The advancement in information technologies has transformed the primitive nature of sharing activities restricted to friends, family, and neighbors into the software-aided exchanges among strangers. Technology-enabled sharing activities can be traced back to 1999 when Napster facilitated the sharing of digital music among peers as a form of peer-to-peer (P2P) file sharing (Belk, 2014). Over the years, start-up companies, with the help of their web-based platforms accessible from mobile applications, have created a bridge between the owners and interested people to ensure the shared consumption of limited resources. From pet-sitting (e.g. DogVacay) to parking-space sharing (e.g. JustPark), there are hundreds of web-based platforms (i.e. services) powering the so-called ‘’sharing economy’’ by connecting people both locally and globally. Although there are definitional disputes among the scholars, one definition of sharing economy could be- consumers granting each other temporary access to under-utilized physical assets (“idle capacity”), possibly for money (Frenken & Schor, 2017).

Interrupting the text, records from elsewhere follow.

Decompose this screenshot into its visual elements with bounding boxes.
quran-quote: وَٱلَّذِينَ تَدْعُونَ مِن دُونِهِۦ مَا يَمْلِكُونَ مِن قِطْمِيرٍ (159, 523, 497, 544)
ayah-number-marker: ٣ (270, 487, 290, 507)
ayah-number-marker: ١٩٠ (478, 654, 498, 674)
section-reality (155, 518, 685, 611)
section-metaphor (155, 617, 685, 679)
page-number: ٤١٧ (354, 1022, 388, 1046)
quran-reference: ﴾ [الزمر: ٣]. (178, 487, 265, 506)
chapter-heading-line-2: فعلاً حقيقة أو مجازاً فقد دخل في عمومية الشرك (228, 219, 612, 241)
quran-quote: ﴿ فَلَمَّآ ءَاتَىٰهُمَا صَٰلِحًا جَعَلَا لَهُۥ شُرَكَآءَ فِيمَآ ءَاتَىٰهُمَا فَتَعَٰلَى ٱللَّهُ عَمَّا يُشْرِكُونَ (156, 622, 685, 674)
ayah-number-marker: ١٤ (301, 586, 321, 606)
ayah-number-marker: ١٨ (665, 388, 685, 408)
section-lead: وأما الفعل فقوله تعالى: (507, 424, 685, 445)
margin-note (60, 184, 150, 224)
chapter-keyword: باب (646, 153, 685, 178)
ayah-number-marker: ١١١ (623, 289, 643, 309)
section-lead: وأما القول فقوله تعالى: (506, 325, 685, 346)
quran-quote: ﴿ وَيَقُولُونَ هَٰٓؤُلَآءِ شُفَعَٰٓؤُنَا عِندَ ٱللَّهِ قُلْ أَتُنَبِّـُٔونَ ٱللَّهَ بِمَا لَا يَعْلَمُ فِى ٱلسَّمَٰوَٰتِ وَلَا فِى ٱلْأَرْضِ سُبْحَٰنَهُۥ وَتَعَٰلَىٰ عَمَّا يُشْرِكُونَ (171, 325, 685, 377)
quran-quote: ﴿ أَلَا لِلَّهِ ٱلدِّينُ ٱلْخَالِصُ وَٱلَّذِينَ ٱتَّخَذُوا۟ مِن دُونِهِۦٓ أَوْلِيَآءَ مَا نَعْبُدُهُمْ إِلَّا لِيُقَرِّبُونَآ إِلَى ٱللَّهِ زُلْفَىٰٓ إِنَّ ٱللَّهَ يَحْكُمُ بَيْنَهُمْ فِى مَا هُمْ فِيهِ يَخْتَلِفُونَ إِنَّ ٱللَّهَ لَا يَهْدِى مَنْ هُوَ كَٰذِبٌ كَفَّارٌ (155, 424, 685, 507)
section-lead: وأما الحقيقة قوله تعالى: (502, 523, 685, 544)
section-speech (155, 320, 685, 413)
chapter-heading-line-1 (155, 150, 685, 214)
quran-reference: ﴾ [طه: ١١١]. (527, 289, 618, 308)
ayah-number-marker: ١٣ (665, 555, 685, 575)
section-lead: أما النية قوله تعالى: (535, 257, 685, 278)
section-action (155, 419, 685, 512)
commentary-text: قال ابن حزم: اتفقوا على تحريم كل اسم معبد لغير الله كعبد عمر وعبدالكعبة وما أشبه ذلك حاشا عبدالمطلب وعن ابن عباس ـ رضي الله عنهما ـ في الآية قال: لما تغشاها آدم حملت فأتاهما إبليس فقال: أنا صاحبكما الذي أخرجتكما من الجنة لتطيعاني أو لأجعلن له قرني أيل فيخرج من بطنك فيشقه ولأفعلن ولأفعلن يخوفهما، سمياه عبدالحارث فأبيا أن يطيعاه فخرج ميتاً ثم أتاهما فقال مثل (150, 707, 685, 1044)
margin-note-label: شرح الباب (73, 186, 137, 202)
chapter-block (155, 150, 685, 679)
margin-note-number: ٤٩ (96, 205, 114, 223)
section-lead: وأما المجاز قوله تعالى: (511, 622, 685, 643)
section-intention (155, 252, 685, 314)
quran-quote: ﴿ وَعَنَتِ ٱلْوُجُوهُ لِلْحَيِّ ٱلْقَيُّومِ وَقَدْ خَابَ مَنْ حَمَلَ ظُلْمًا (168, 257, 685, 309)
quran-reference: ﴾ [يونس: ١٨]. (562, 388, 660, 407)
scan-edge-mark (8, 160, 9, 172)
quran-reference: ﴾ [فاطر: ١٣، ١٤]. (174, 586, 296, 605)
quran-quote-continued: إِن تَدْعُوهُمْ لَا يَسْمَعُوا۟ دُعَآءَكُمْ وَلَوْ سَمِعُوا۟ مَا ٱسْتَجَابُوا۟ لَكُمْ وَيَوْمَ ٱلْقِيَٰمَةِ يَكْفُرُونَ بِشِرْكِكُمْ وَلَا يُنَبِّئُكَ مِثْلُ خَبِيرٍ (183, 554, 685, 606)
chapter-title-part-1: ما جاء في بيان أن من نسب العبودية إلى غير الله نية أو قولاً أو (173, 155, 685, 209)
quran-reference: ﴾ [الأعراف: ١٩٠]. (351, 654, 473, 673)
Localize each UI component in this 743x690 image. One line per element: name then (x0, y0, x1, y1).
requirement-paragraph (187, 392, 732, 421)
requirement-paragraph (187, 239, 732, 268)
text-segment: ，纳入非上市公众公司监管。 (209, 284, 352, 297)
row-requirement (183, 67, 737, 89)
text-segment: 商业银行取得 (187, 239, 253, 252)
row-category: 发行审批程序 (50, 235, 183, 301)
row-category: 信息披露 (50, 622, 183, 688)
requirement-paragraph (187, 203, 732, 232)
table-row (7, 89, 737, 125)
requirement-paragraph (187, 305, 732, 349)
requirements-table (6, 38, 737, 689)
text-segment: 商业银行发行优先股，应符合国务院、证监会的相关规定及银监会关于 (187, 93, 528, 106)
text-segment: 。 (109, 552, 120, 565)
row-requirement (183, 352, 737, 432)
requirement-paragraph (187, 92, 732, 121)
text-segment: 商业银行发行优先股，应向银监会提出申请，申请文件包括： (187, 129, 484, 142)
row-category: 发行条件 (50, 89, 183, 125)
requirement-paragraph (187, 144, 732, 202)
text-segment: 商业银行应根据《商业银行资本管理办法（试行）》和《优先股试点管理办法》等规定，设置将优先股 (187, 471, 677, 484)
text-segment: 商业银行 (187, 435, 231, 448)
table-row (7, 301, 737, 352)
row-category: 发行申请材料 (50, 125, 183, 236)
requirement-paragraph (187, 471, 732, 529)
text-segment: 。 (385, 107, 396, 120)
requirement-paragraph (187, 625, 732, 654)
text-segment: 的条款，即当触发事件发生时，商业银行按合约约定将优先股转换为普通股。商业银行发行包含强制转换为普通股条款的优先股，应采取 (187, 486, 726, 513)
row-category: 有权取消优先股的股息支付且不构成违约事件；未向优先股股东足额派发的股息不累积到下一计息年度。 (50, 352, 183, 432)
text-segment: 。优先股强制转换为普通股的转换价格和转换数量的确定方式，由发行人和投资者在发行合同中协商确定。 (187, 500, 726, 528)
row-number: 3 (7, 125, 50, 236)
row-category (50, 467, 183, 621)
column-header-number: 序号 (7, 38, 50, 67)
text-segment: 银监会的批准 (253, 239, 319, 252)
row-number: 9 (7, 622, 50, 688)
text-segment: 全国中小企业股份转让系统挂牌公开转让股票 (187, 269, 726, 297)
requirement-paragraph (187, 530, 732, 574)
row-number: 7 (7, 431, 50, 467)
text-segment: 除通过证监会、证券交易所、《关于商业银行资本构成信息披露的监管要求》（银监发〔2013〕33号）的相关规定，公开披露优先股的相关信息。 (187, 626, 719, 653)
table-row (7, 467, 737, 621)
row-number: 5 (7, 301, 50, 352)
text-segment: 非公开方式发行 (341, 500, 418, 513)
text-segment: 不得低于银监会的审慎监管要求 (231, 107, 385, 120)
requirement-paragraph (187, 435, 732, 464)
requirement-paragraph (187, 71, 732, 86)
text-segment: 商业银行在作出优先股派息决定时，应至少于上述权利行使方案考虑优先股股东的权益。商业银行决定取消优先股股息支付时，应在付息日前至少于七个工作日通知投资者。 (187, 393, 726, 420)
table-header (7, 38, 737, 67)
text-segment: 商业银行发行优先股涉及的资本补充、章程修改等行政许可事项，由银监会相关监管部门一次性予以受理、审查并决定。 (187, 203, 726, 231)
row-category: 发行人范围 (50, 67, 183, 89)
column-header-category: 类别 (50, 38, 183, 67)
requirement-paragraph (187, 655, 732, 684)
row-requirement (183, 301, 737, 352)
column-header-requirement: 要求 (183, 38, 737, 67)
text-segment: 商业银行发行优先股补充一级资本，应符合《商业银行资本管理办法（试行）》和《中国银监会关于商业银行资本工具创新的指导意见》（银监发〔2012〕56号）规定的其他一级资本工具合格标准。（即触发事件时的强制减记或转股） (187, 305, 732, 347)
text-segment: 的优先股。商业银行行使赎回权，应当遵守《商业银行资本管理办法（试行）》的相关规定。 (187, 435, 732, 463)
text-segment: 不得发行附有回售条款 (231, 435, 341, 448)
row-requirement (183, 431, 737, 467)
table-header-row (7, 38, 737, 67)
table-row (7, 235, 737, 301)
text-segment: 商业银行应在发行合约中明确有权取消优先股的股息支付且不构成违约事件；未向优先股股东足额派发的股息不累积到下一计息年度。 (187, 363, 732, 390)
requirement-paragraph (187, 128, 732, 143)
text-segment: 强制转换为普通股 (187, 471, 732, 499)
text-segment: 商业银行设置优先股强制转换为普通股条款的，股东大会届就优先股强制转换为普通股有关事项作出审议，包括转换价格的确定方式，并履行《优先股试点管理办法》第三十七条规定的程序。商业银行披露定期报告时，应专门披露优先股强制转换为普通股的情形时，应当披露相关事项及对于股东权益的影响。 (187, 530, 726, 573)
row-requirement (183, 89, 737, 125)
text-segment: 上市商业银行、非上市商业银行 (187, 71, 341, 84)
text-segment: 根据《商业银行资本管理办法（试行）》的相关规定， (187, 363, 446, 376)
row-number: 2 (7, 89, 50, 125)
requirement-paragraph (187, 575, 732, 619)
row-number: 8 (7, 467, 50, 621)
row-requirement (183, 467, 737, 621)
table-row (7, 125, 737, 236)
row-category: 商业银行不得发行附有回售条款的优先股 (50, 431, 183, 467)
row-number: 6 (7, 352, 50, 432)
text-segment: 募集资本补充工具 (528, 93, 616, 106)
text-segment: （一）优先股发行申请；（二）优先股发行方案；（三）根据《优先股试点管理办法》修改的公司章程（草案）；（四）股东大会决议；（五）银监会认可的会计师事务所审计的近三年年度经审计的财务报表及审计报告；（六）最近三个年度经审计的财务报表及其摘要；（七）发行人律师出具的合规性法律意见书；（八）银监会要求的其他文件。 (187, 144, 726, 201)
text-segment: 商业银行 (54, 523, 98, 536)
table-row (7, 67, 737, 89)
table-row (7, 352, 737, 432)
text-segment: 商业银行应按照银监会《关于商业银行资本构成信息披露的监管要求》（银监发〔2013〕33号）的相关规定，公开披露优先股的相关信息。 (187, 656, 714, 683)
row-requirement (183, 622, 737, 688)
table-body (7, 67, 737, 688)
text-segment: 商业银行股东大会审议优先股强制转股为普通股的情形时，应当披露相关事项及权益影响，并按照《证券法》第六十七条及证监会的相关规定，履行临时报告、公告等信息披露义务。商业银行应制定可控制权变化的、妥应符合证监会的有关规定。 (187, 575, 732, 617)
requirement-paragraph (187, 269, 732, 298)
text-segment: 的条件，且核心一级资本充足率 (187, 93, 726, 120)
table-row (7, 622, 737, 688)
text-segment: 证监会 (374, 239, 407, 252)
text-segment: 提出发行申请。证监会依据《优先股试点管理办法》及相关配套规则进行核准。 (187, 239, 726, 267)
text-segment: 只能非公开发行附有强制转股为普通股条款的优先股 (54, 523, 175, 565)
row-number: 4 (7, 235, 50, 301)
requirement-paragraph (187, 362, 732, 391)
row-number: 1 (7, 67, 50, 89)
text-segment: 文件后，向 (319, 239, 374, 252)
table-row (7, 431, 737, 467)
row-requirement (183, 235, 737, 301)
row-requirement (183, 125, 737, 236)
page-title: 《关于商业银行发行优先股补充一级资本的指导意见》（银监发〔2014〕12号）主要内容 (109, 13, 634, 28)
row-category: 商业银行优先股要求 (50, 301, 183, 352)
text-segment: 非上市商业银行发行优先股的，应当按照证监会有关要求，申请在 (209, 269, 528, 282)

These services have disrupted several industries and the growth potential of the sharing economy is astonishing. According to the forecast made by PricewaterhouseCoopers (PwC), five sectors of sharing economy will increase global revenues from $15 billion in 2015 to $335 billion in 2025 (PricewaterhouseCoopers LLP, 2015). Each night, on an average 2 million people are sleeping in the beds of strangers through Airbnb- a peer-to-peer accommodation renting platform (Airbnb, Inc., 2019). However, there are also failure instances of these services across the globe. For example, two of the most valued Unicorn Companies (valued at $1 billion or more) in the US have lost significant share values recently and are not expected to be profitable in near future (Monica, 2019). Due to its inability to attract users, Stayzilla (an Indian peer-to-peer accommodation sharing platform) closed its operation in 2017 (Täuscher & Kietzmann, 2017).

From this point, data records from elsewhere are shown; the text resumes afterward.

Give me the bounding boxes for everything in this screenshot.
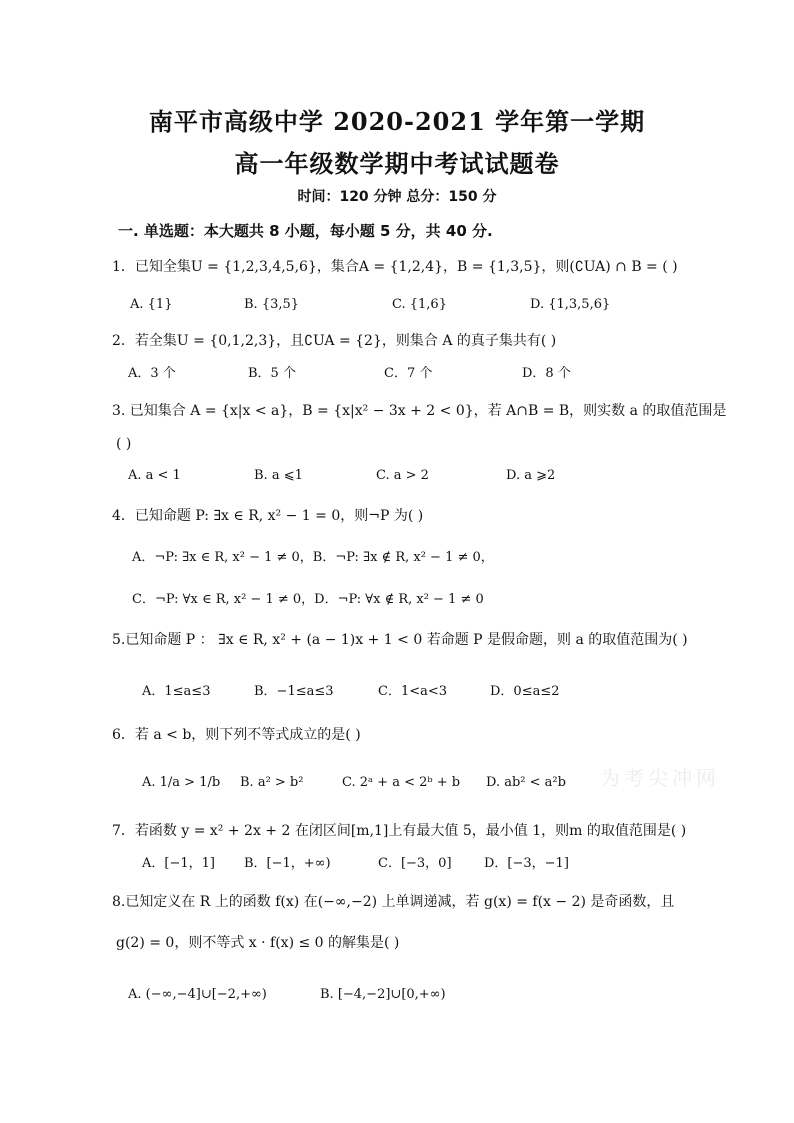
question-1-option-c: C. {1,6} [392, 297, 447, 312]
question-3-option-a: A. a < 1 [128, 468, 181, 483]
question-3-stem-cont: ( ) [116, 436, 132, 452]
question-3-stem: 3. 已知集合 A = {x|x < a}，B = {x|x² − 3x + 2 < 0}，若 A∩B = B，则实数 a 的取值范围是 [112, 403, 727, 419]
question-3-option-b: B. a ⩽1 [254, 468, 303, 483]
question-6-option-d: D. ab² < a²b [486, 775, 566, 790]
question-4-options-ab: A．¬P: ∃x ∈ R, x² − 1 ≠ 0，B．¬P: ∃x ∉ R, x² − 1 ≠ 0， [132, 550, 494, 565]
title-line-1: 南平市高级中学 2020-2021 学年第一学期 [148, 107, 646, 136]
question-3-option-c: C. a > 2 [376, 468, 429, 483]
question-2-stem: 2．若全集U = {0,1,2,3}，且∁UA = {2}，则集合 A 的真子集共有( ) [112, 333, 557, 349]
question-5-option-d: D．0≤a≤2 [490, 684, 560, 699]
question-4-stem: 4．已知命题 P: ∃x ∈ R, x² − 1 = 0，则¬P 为( ) [112, 508, 424, 524]
question-4-options-cd: C．¬P: ∀x ∈ R, x² − 1 ≠ 0，D．¬P: ∀x ∉ R, x² − 1 ≠ 0 [132, 592, 484, 607]
question-6-option-a: A. 1/a > 1/b [142, 775, 221, 790]
question-1-option-b: B. {3,5} [244, 297, 300, 312]
question-2-option-d: D．8 个 [522, 366, 571, 381]
question-7-option-d: D．[−3，−1] [484, 856, 569, 871]
question-5-option-b: B．−1≤a≤3 [254, 684, 334, 699]
question-8-stem-cont: g(2) = 0，则不等式 x · f(x) ≤ 0 的解集是( ) [116, 935, 400, 951]
exam-time-info: 时间：120 分钟 总分：150 分 [297, 189, 497, 205]
question-2-option-c: C．7 个 [384, 366, 433, 381]
question-5-stem: 5.已知命题 P ： ∃x ∈ R, x² + (a − 1)x + 1 < 0 若命题 P 是假命题，则 a 的取值范围为( ) [112, 632, 688, 648]
question-1-option-a: A. {1} [130, 297, 173, 312]
question-7-option-c: C．[−3，0] [378, 856, 452, 871]
question-7-stem: 7．若函数 y = x² + 2x + 2 在闭区间[m,1]上有最大值 5，最小值 1，则m 的取值范围是( ) [112, 823, 687, 839]
question-3-option-d: D. a ⩾2 [506, 468, 556, 483]
question-8-stem: 8.已知定义在 R 上的函数 f(x) 在(−∞,−2) 上单调递减，若 g(x) = f(x − 2) 是奇函数，且 [112, 894, 675, 910]
question-5-option-a: A．1≤a≤3 [142, 684, 211, 699]
section-title: 一. 单选题：本大题共 8 小题，每小题 5 分，共 40 分. [118, 222, 493, 240]
question-6-stem: 6．若 a < b，则下列不等式成立的是( ) [112, 727, 361, 743]
question-8-option-a: A. (−∞,−4]∪[−2,+∞) [128, 987, 267, 1002]
watermark: 为考尖冲网 [600, 766, 720, 790]
title-line-2: 高一年级数学期中考试试题卷 [234, 149, 560, 178]
question-2-option-b: B．5 个 [248, 366, 296, 381]
question-5-option-c: C．1<a<3 [378, 684, 448, 699]
question-2-option-a: A．3 个 [128, 366, 176, 381]
question-7-option-b: B．[−1，+∞) [244, 856, 331, 871]
question-6-option-b: B. a² > b² [240, 775, 304, 790]
question-1-option-d: D. {1,3,5,6} [530, 297, 611, 312]
question-1-stem: 1．已知全集U = {1,2,3,4,5,6}，集合A = {1,2,4}，B = {1,3,5}，则(∁UA) ∩ B = ( ) [112, 259, 678, 275]
question-6-option-c: C. 2ᵃ + a < 2ᵇ + b [342, 775, 461, 790]
question-7-option-a: A．[−1，1] [142, 856, 215, 871]
question-8-option-b: B. [−4,−2]∪[0,+∞) [320, 987, 446, 1002]
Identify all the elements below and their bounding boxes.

Academic scholars from diverging academic disciplines have attempted to unravel various aspects of this novel phenomenon (Sutherland & Jarrahi, 2018). The earlier cohorts of academic works focused mostly on the conceptualizations of sharing economy, the conceptualizations of the associated business models, and the motivators and barriers to users’ participation in these models. In these efforts, academic works have produced fragmented results. The dizzying level of terms (e.g. sharing economy platform economy, two-sided markets, collaborative consumption, access-based consumption, etc.) produced by the scholars bears the evidence of such fragmented results (Benoit, et al., 2017; Sutherland & Jarrahi, 2018). Furthermore, most of the conceptual and empirical research does not distinguish among various sharing-based services (Davidson, et al., 2017). Although there are already hundreds of works existing in the academic sphere, there is a dearth of works that have proposed an overarching conceptualization of this novel phenomenon.